“Ultron thinks we’re what’s wrong with the world. This isn’t just about beating him. It’s about whether or not he’s right.” Photos courtesy Walt Disney Motion Picture Studios.
The movie takes place over the course of just a few days, isn’t it a little melodramatic to call it “Age” of Ultron?
After saving New York in the first movie and then doing a bunch of other things that they couldn’t help each other out with because of the actors’ contractual obligations, the gang’s back together in The Avengers sequel. In what represents a stunning evolution for Marvel, they begin the film by actually addressing the events of previous movies, namely the collapse of SHIELD in The Winter Soldier. Age of Ultron begins with the group’s last raid on the Hydra compound where Baron Strucker (Thomas Kretschmann) is experimenting on debris from the Battle of New York, including Loki’s scepter, which he requisitioned from SHIELD before Hydra’s rebellion.

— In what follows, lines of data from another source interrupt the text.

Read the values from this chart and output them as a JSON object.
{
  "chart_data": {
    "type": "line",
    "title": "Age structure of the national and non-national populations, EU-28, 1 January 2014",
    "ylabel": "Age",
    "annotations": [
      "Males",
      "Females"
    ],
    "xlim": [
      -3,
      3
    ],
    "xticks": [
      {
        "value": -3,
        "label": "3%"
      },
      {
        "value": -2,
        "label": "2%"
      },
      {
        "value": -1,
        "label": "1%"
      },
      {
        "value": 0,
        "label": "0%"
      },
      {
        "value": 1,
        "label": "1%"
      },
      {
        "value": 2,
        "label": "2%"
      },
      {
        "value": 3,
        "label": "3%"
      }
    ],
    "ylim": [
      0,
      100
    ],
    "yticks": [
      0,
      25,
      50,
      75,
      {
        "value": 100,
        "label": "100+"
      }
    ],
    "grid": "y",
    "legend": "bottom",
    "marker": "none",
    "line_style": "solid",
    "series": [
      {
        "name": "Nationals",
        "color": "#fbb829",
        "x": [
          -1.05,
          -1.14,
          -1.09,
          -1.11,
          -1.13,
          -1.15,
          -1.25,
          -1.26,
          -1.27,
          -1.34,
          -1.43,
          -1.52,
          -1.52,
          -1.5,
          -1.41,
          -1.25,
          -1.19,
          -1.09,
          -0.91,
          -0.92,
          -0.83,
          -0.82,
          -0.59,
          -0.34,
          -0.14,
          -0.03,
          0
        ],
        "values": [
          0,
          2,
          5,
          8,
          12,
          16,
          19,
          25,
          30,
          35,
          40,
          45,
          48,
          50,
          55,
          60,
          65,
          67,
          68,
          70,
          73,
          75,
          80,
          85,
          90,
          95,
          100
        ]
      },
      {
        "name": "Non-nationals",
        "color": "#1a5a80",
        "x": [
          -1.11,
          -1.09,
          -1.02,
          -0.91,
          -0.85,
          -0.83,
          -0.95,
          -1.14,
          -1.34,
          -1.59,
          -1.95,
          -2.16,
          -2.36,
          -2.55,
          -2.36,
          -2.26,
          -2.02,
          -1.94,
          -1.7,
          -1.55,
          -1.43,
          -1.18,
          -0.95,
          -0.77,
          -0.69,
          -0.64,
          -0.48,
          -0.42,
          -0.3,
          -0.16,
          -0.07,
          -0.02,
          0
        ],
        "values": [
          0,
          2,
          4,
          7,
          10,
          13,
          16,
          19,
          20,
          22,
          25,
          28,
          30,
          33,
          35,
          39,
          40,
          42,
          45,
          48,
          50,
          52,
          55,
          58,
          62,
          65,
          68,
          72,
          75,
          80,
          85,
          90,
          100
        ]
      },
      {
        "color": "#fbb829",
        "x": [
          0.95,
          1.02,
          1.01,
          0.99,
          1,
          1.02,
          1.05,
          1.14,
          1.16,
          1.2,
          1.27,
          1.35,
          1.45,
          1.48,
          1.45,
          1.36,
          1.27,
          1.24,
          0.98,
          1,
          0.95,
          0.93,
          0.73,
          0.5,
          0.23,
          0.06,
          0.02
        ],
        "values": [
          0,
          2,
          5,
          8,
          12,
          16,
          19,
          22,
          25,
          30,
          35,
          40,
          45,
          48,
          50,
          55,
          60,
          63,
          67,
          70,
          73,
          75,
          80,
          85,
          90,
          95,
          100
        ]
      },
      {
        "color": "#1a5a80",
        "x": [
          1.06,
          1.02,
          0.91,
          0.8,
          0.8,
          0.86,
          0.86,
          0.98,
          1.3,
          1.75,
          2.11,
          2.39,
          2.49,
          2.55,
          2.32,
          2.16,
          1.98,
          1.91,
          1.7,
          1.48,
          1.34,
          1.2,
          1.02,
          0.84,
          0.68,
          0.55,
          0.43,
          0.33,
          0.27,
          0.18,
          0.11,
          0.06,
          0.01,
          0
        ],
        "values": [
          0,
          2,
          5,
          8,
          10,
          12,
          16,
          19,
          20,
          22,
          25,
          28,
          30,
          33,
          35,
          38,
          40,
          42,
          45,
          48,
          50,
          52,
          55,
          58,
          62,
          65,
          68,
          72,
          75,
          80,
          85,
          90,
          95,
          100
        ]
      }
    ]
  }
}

Their mission successful, Tony Stark (Robert Downey Jr.) and Bruce Banner (Mark Ruffalo) discover the head of the scepter is the key to cracking an artificial intelligence program they’ve been working on for some time, a “suit of armor around the world.” When this intelligence, Ultron (James Spader — JAMES SPADER!!!) boots up, he promptly kills JARVIS (Paul Bettany), backs himself up on the Internet, co-opts Stark’s robot legion and tries to kill everyone on the face of the Earth.
Age of Ultron brings Joss Whedon back as the writer/director, and makes it painfully obvious what the recent Marvel movies — Guardians of the Galaxy aside — have been missing: character development. Everyone’s questioned where Iron Man was when Maleketh was destroying the universe in Thor: The Dark World and why Banner wasn’t helping in Iron Man 3, but these aren’t just contract-driven omissions — they’re symptomatic of a larger storytelling problem with the series. At this point, many of the characters simply aren’t fleshed out as much as they need to be. Their motivations and fears, things that distinguish them from each other and why they’re doing things the way that they’re doing them are all unclear through a lot of the Phase 2 movies because their actions and interactions are inconsistent across the several-director continuity.